S3_DATASET_SECRET_ACCESS_KEY = "S3_DATASET_SECRET_ACCESS_KEY"
S3_DATASET_BUCKET_NAME = "S3_DATASET_BUCKET_NAME"

raw_data = pa.table({
    "petal_length": [1.4, 1.5, 1.3, 4.5, 4.1, 5.0, 6.0, 5.5],
    "petal_width": [0.2, 0.2, 0.2, 1.5, 1.3, 1.8, 2.5, 2.3],
    "flower_type": ["Setosa", "Setosa", "Setosa", "Versicolor", "Versicolor", "Versicolor", "Virginica", "Virginica"],
})

# Write the table to a Parquet file
pq.write_table(raw_data, "train.parquet")

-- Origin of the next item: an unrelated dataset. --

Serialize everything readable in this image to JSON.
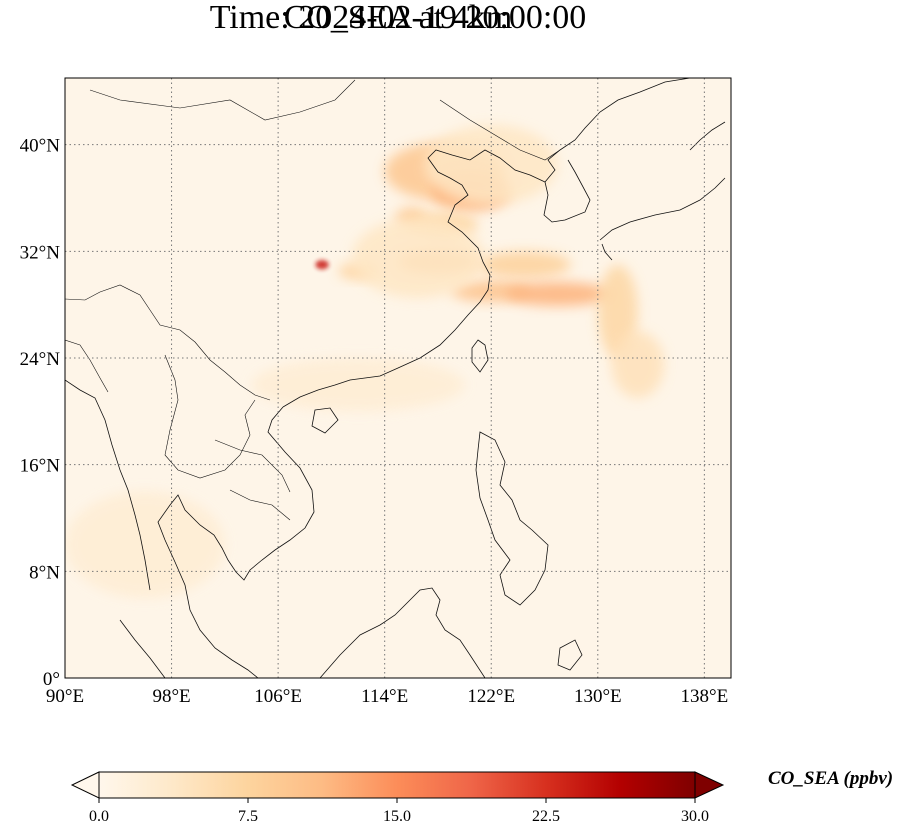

path = f"s3://{S3_DATASET_BUCKET_NAME}/train.parquet"
storage_options = {
    "key": S3_DATASET_ACCESS_KEY_ID,
    "secret": S3_DATASET_SECRET_ACCESS_KEY,
    "client_kwargs": {
        "endpoint_url": S3_DATASET_ENDPOINT_URL,
    },
    "s3_additional_kwargs": {"addressing_style": "path"},
}


train_dataset = ParquetDataset(name="dataset_name", path=path, storage_options=storage_options)

# Create a Schema

forced_feature = ExplainableFeature(
    name="petal_length",
    is_target=False,
    preprocessor=SklearnPreprocessor(preprocess_function=StandardScaler()),
    feature_type=NumericalFeature(),
)

analyzed_train_dataset = train_dataset.analyze(target_names=["flower_type"])
fitted_train_dataset = analyzed_train_dataset.fit()
print(fitted_train_dataset.fitted_schema)

You can also set the target name directly on the analyzed schema, after the analysis.

analyzed_train_dataset = train_dataset.analyze()
analyzed_train_dataset.analyzed_schema["flower_type"].is_target = True

Set the Features#

In addition, you can force a feature type by calling the analyze method with specific features. In the following example, the feature with name "petal_length" will be a NumericalFeature.

from xpdeep.dataset.feature.feature_types import NumericalFeature
from xpdeep.dataset.preprocessor.preprocessor import SklearnPreprocessor
from sklearn.preprocessing import StandardScaler
from xpdeep.dataset.feature import ExplainableFeature

forced_feature = ExplainableFeature(
    name="petal_length",
    is_target=False,
    preprocessor=SklearnPreprocessor(preprocess_function=StandardScaler()),
    feature_type=NumericalFeature()
)

analyzed_train_dataset = train_dataset.analyze(forced_feature)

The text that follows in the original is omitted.